Each of the departments has been asked by the City Manager’s office to offer specific cuts in expenditures. The figure the police department is working with is $3.2 million. Its colleagues in the fire department were told to look for just under $1 million in savings. Emergency Medical Services is searching for about $450,000 in cuts.
Commission Chair Michael Lauderdale said the gap between what the city’s public safety departments have and what they need was a matter of concern.

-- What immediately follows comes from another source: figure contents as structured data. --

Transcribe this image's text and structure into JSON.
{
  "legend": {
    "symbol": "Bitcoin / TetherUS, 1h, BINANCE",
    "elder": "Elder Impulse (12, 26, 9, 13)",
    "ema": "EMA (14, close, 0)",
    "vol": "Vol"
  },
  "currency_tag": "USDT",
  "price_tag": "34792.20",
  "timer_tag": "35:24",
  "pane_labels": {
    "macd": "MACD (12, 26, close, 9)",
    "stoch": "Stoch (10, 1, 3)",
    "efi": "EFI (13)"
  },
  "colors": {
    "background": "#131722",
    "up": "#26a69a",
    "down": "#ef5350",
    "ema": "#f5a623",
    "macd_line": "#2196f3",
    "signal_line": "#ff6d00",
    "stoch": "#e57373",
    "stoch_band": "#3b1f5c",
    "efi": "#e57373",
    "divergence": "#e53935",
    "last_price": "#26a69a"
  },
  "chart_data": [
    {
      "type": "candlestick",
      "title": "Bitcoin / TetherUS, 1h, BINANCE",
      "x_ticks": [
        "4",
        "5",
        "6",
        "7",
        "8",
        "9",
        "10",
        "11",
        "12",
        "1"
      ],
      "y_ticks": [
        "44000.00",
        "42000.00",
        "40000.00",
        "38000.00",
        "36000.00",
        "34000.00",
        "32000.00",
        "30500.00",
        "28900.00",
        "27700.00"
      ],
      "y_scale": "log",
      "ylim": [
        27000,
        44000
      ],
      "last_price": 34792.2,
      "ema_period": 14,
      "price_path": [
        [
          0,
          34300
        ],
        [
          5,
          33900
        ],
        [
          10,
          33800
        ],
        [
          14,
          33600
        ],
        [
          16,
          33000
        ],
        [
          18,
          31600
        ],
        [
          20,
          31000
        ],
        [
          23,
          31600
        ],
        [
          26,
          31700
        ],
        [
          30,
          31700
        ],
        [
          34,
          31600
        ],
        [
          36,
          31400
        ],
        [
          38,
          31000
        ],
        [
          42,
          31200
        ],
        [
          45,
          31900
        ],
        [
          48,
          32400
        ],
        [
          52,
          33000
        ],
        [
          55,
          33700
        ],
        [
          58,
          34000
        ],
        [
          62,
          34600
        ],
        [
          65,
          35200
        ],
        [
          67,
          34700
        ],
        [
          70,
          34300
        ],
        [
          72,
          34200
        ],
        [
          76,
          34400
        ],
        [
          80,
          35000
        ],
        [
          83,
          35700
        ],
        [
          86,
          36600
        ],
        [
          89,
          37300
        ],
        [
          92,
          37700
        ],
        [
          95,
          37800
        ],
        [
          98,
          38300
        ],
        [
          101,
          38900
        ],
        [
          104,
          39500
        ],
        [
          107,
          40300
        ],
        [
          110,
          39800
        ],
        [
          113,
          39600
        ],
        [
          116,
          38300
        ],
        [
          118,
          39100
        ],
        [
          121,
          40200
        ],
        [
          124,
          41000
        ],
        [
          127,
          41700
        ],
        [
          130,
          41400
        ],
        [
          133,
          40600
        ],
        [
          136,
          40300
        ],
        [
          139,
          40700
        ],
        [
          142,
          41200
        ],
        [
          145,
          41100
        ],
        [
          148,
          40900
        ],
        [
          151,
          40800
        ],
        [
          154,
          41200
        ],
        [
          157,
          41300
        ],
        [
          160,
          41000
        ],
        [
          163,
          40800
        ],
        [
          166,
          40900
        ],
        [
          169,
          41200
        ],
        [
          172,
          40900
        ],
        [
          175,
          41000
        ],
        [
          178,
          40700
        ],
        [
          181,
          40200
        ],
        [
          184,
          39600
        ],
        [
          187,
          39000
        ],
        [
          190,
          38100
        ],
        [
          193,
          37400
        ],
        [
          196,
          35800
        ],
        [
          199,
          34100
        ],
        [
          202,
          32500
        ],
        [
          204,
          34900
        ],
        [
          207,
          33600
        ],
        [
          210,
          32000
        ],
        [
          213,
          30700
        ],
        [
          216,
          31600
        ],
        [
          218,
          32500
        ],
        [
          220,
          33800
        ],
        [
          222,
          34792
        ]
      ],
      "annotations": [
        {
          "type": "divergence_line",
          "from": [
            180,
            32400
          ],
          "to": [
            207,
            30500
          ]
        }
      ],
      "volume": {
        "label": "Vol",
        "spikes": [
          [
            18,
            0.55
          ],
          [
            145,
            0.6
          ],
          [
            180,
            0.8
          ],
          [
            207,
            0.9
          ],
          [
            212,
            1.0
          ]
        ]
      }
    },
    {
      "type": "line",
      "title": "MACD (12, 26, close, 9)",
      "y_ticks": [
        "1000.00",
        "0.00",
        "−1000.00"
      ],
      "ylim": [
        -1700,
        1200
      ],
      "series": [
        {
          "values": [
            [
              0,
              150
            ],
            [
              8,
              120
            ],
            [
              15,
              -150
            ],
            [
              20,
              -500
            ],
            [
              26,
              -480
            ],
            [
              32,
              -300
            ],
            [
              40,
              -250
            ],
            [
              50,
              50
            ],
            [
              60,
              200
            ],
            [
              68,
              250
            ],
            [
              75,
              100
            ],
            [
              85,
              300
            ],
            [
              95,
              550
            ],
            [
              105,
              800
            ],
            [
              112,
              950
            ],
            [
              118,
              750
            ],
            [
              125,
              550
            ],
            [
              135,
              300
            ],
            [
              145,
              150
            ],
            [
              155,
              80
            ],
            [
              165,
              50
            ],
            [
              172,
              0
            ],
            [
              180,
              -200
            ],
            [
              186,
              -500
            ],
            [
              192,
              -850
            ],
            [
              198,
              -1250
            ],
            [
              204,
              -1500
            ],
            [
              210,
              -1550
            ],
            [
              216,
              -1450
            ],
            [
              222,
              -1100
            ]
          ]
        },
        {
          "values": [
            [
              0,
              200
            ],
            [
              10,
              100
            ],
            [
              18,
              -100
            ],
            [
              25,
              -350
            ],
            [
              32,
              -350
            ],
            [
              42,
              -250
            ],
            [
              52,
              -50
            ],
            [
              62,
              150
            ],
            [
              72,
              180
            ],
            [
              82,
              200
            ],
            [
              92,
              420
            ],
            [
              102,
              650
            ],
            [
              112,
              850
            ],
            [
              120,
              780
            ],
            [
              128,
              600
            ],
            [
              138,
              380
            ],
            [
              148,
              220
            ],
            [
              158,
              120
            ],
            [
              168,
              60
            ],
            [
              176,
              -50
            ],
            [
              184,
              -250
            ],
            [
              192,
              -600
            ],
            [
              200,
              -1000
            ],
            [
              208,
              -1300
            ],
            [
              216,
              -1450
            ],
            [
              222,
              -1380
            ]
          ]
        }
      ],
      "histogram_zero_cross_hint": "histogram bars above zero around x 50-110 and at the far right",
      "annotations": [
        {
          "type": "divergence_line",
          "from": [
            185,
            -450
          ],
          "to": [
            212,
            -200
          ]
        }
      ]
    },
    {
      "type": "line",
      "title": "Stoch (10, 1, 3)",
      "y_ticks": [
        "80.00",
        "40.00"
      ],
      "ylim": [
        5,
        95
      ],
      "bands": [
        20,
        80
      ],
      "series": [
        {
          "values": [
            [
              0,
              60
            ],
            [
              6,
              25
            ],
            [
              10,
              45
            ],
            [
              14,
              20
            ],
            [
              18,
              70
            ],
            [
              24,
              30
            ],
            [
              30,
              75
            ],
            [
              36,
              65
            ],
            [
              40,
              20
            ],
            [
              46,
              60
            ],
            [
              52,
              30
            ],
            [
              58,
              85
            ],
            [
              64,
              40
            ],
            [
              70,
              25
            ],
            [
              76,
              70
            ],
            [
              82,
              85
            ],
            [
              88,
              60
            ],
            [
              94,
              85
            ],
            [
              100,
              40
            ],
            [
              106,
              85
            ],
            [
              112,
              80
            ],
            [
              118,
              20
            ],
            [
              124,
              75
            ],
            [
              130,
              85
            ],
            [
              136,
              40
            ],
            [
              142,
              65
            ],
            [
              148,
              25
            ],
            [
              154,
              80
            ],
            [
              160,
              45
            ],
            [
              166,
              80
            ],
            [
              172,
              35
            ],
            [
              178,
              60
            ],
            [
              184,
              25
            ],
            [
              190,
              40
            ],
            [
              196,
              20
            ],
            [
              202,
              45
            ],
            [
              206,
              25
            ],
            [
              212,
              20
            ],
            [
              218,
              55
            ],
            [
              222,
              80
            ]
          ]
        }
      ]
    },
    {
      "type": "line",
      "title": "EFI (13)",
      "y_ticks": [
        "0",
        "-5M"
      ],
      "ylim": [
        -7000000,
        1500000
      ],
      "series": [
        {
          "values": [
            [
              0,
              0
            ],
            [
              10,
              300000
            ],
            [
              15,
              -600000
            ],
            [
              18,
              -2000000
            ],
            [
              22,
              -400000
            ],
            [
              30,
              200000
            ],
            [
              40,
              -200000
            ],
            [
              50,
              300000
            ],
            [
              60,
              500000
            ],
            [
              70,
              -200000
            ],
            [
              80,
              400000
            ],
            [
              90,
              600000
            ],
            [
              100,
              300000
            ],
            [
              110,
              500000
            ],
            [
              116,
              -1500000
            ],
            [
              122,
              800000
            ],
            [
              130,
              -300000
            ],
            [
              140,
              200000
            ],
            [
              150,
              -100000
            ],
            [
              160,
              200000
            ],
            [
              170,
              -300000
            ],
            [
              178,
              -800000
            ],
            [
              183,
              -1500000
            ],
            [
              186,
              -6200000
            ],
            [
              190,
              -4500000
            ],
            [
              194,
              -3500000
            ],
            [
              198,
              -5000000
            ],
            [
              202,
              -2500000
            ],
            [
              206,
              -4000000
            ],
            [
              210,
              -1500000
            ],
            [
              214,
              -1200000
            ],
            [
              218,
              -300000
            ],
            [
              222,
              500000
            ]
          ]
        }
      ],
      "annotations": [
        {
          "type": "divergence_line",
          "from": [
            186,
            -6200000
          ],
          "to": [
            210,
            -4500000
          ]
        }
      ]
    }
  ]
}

“What is coming clear to my mind in EMS, but particularly in fire and policing we have very large orders of unmet needs,” Lauderdale told In Fact Daily. “I think citizens are going to say taxes are high, the economy is weak. So there are going to be real concerns with regard to where do we get the revenues.”
At the hearing, Austin-Travis County EMS Assistant Director for Administration and Finance John Ralston told the commissioners that his department’s needs centered on new hires. He read from a list: “Staffing and equipment for a new command district; staffing to address areas related to special events; staffing to expand the community health program.” Ralston continued on for roughly a minute.
Austin Fire Department Chief of Staff Harry Evans also gave the commission a laundry list of unmet needs. He told the commission that his department needed more fire inspectors, a larger corps of civilian support staff, and a better professional development program.
But the largest selection of unfunded wants was offered by the Assistant Director of the Austin Police Department’s Administrative Bureau, Alice Suter. “We have pages of unmet needs in our department,” she told the commission.
Suter’s list included new detective positions that would assist with organized crime and property crime. The latter of these would help address the widely-covered difficulties of the police department’s burglary unit.
Austin Police Chief Art Acevedo told the commission that his department is “in a pretty good position when you see that we’re still reducing violent crime and property crime with the resources that they are giving us, to deal with the emerging threats at an adequate level.”
He added that “the challenge that we have is obviously at the lower-level priority calls.”
The discussion was cut short by the commission’s 6 pm stop time. It will be back on the agenda at the June meeting.